Ebu Cafer: “Yedincisi bir kavme olan kininiz sizi adaletsizliğe yöneltmemelidir. Çünkü zulüm kıyamette (zulümat) karanlıklar olacaktır. Kul hakkı affedilmeyen günahlardandır. Müslümanlardan çıkan hataları cımbız ile çekmek, pireyi deve yapıp o Müslümanı ve cemaatini yerin dibine geçirmek büyük bir zulüm ve haksızlıktır.”

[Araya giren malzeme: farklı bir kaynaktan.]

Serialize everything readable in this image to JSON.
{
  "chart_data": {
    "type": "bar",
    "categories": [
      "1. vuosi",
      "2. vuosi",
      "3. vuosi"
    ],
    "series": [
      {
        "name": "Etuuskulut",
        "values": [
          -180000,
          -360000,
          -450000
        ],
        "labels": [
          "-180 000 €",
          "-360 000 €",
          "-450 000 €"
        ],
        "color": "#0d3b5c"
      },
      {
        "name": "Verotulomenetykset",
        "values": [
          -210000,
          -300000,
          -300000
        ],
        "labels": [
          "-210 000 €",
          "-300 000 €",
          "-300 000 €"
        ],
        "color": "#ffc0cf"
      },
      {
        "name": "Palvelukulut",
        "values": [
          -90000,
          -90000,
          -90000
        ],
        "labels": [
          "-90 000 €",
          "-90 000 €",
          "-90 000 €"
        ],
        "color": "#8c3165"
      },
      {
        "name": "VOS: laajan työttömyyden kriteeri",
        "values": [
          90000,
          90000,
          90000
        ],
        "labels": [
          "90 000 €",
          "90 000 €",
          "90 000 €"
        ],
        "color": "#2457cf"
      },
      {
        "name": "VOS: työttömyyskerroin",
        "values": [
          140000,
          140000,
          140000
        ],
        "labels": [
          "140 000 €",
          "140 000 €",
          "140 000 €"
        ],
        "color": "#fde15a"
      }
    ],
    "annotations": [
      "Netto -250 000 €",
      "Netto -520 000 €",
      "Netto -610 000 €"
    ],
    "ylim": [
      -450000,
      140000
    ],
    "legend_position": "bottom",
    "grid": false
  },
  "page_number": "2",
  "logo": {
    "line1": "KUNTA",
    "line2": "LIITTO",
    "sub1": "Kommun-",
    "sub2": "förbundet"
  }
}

Ebu Huzeyfe: Allah’ın anayasasının dışında tercih edilen bir şirk anayasasına sevinmek sizin için basit ve pire gibi küçük bir amel olabilir lakin bizim için kanlarımızı akıttığımız en büyük konulardan birisidir. Cımbızla da seçilen bir cümle yoktur. Yazının tüm muhtevası ortadadır ve yazılış maksadı izaha bile gerek duymayacak kadar açıktır. Bu kadar netliğe rağmen yazıyı savunmaya kalkışmanız sizlerin sapıklıkta ne denli derinleştiğinizi ortaya koymaktadır.

Ebu Cafer: “Sekizincisi HTŞ diğer cemaatler gibi isabet ve hata yapmaktadırlar. Hatalarına bizler gibi binlerce mücahid kızmaktadır. İsabetlerine sevinmekteyiz. Rabbim cümlemizi hakka yönlendirsin. Doğru yolda ayaklarımıza sebat versin.”

Ebu Huzeyfe: Yapılan basit bir hata ise elbette nasihat edilir ama yapılan hata küfür boyutunda ise bu konuda tavrın elbette daha farklı olması gerekir.

Allah azze ve celle, sizlere hidayet etsin. Sizlere hidayet etmeyecekse, sizleri boğazlayarak, Allah’ın arzından silmeyi bizlere nasip etsin.

(Not: Bizler, bu reddiyede sizin içinde bulunduğunuz tüm şirk ve küfürleri açıklamıyoruz. Bilakis, sizin içinde bulunduğunuz onlarca küfür ve riddet çeşitleri Müslümanlarca bilinmektedir. Biz sadece bu yazıya binaen göstermiş olduğunuz küfrü ortaya koymak istedik.)